Are journalists to blame for perpetuating these myths? It is not likely that they are acting with malice. But research has shown that they are much more likely to doubt the victim’s story than question the defendant’s story.


Why do people embrace these myths?

(1) When we attribute bad things to bad people (e.g., the woman was responsible), this helps us believe in a just world.

(2) A woman who believes rape myths can believe she has control over her own destiny, i.e., she won’t get raped if she doesn’t misbehave.

(3) Men who believe rape myths can believe that they could never commit such an act, i.e., a woman who doesn’t want to have sex can easily prevent it.

Do these beliefs have real-world consequences? Yes. In mock trials, jurors who believed rape myths were less likely to convict accused rapists.


The word “rape” first appeared in English print in 1481. Nearly 500 years later, we were told of “rape artists,” now called serial rapists. Throughout history, forcible sex acts were often regarding as not forcible or not criminal.
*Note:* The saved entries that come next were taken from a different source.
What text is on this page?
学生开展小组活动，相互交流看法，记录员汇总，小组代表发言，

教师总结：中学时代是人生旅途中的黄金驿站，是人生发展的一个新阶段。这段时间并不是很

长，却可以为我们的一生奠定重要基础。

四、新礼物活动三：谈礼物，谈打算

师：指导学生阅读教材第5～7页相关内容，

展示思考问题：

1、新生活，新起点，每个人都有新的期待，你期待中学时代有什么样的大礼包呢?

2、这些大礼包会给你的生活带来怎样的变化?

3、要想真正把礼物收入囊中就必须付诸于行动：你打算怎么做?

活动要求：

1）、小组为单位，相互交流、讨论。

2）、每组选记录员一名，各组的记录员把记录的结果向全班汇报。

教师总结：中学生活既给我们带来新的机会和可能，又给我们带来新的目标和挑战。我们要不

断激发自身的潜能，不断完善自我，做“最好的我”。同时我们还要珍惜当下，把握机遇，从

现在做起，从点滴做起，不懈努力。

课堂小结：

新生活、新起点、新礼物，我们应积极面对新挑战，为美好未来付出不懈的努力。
Far too many people still believe this today.



Bourke, J 2007, Rape: Sex, Violence, History.

Easteal, PW 1992, “Beliefs About Rape: A National Survey” (Australia).

Franiuk, R, Seefelt, J & Vandello, J 2008, “Prevalence of Rape Myths in Headlines and Their Effects on Attitudes Toward Rape,” Sex Roles (Vol. 58, Numbers 11-12).

Irish Examiner 2008 (Mar. 26).

Microsoft Encarta Online Encyclopedia 2009, “Rape (law).”

Oklahoma State Department of Health 2006, “Oklahoma Women and Sexual Violence-Beliefs, Opinions, and Victimization: Results from a Random Telephone Survey,” Injury Update (Dec. 15).

Oxford English Dictionary 1989 (2nd edition).

Research & Advocacy Digest 2007, Washington Coalition of Sexual Assault Programs (Vol. 9, Issue 3).

State of Maine 2005 (Jan.), “Report of the Committee to Prevent Sexual Abuse.”

WCSAP Research & Advocacy Digest 2007 (May), “Rape Myths.”